In comparison the NRLW season is scheduled so it starts during the NRL season, not during the finals like the AFL, and the grand final is played as a curtain raiser to the men making it front and centre of the biggest day on the code’s calendar.
The NRLW State of Origin was watched by 2.2 million people this year and the code out-rated AFLW on TV last year.
According to the AFL’s annual report, an average of 2606 fans attended the 90 regular-season AFLW games last season.

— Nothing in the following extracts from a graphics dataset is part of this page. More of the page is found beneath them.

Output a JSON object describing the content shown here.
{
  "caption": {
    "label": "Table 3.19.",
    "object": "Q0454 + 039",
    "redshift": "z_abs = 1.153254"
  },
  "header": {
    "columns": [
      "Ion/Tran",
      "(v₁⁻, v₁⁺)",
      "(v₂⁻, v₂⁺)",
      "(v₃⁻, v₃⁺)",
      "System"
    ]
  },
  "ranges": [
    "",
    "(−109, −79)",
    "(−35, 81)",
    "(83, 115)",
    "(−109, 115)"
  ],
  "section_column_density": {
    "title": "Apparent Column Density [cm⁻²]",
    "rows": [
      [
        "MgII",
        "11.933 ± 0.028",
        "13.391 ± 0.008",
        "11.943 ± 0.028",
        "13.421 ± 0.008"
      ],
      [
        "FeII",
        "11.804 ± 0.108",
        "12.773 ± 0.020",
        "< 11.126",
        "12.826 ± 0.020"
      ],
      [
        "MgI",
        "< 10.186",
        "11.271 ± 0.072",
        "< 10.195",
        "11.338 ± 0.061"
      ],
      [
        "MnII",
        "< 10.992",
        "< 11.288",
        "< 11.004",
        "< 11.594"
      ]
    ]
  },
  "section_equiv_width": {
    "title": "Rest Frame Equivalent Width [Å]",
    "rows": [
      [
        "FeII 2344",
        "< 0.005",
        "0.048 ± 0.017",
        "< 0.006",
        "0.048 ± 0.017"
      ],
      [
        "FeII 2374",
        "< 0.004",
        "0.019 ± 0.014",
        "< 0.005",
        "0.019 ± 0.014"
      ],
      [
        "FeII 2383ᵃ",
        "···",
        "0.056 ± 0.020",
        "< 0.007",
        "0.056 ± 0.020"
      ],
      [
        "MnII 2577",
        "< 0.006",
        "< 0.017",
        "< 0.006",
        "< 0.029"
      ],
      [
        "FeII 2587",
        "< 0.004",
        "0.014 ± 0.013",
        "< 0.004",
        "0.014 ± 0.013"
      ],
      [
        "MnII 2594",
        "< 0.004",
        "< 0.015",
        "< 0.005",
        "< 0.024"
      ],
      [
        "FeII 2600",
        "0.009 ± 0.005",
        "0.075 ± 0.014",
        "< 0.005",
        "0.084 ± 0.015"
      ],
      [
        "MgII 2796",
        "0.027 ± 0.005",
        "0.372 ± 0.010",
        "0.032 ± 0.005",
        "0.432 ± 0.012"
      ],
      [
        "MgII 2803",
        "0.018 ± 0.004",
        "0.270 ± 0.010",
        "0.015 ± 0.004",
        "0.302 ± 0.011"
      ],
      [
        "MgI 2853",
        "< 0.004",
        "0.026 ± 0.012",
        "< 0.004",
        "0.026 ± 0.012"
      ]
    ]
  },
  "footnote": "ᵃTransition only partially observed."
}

The regular-season average viewership was 54,969 — well below where it needs to land across the next two seasons.
An average of 3272 fans headed to games during the competition’s opening round, just over half its target.
But several of the grounds hosting AFLW games this season don’t even fit 6000 fans.
Overlapping games have long been a bugbear of football fans and that now extends to the women’s game.
Other than the first round, which landed during the men’s pre-finals bye, AFLW games have been handcuffed by overlapping with each other.
In round two, there were three sets of games that began at exactly the same time.
To their credit, the scheduling oversight that saw Western Bulldogs’ men’s side fixtured for their elimination final at the same time as their women’s team was corrected, with the Dogs hosting a double-header at the MCG on Friday night.
But that’s not to say double-headers are necessarily the way forward and, in this case, has inflated crowd numbers for the women’s game.
Midweek matches, which begin in coming days, loom as a further examination of the interest in the competition, with clubs scheduled for matches between Tuesday and Thursday across the next three weeks.
With so many eyes trained towards the men’s finals series, are these games really going to have the cut-through they deserve?
Plus, midweek fixtures create short breaks for clubs, which is never the best scenario for teams putting together the most attractive product they possibly can.
More and more AFLW players are making the shift towards becoming full-time professional footballers and the natural growth is for the league to expand and for each club to — at least — play each other once.
While the markers put in front of the AFLW are fair, the shackles then placed on them by league scheduling aren’t as much.
The future of the competition and its spot on the calendar will be dictated by fans.
Players don’t want to play in front of no one and while the league sits neatly in this summer spot, unless we see a crowd boom once the AFL finals are over, a rethink and a schedule shake-up might be required.